= Jet group =

In mathematics, a jet group is a generalization of the general linear group which applies to Taylor polynomials instead of vectors at a point. A jet group is a group of jets that describes how a Taylor polynomial transforms under changes of coordinate systems (or, equivalently, diffeomorphisms).

==Overview==
The k-th order jet group G^{n}_{k} consists of jets of smooth diffeomorphisms φ: R^{n} → R^{n} such that φ(0)=0.

The following is a more precise definition of the jet group.

Let k ≥ 2. The differential of a function f: R^{k} → R can be interpreted as a section of the cotangent bundle of R^{K} given by df: R^{k} → T*R^{k}. Similarly, derivatives of order up to m are sections of the jet bundle J^{m}(R^{k}) = R^{k} × W, where

$W = \mathbf R \times (\mathbf R^*)^k \times S^2( (\mathbf R^*)^k) \times \cdots \times S^{m} ( (\mathbf R^*)^k).$

Here R* is the dual vector space to R, and S^{i} denotes the i-th symmetric power. A smooth function f: R^{k} → R has a prolongation j^{m}f: R^{k} → J^{m}(R^{k}) defined at each point p ∈ R^{k} by placing the i-th partials of f at p in the S^{i}((R*)^{k}) component of W.

Consider a point $p=(x,x')\in J^m(\mathbf R^n)$. There is a unique polynomial f_{p} in k variables and of order m such that p is in the image of j^{m}f_{p}. That is, $j^k(f_p)(x)=x'$. The differential data x′ may be transferred to lie over another point y ∈ R^{n} as j^{m}f_{p}(y) , the partials of f_{p} over y.

Provide J^{m}(R^{n}) with a group structure by taking

$(x,x') * (y, y') = (x+y, j^mf_p(y) + y')$

With this group structure, J^{m}(R^{n}) is a Carnot group of class m + 1.

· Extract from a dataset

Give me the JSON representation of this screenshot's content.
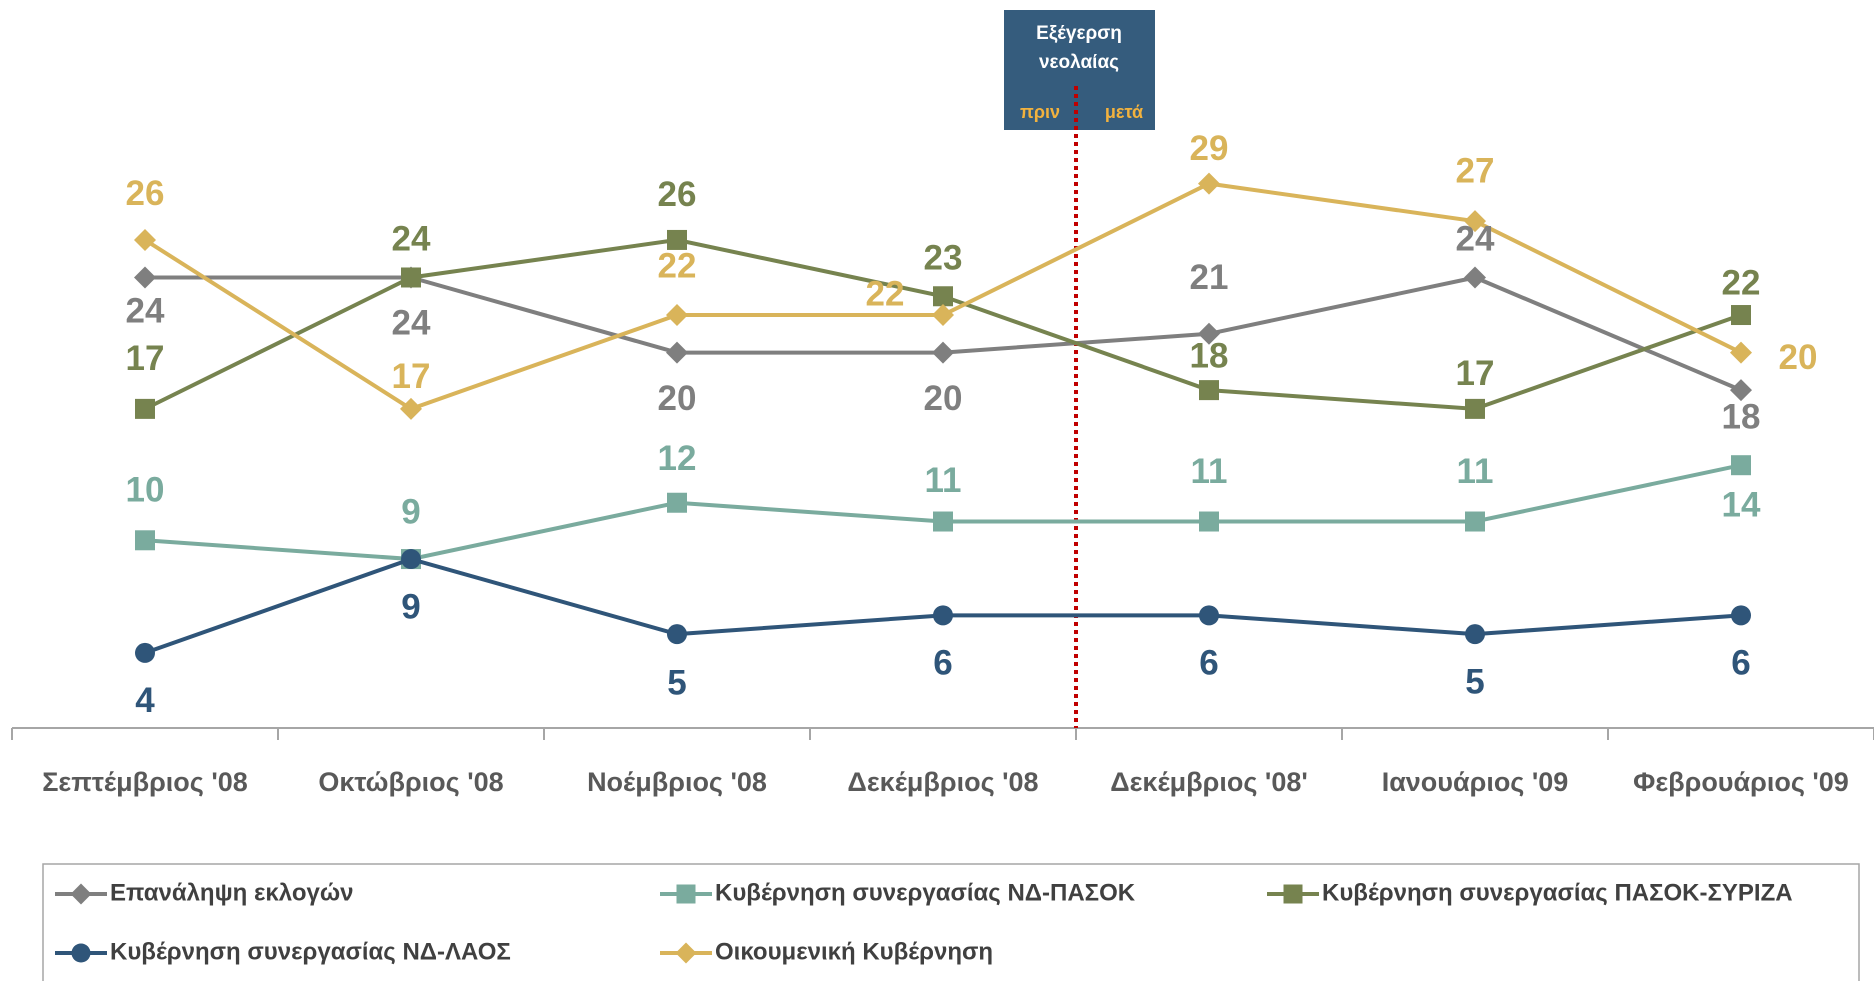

Because of the properties of jets under function composition, G^{n}_{k} is a Lie group. The jet group is a semidirect product of the general linear group and a connected, simply connected nilpotent Lie group. It is also in fact an algebraic group, since the composition involves only polynomial operations.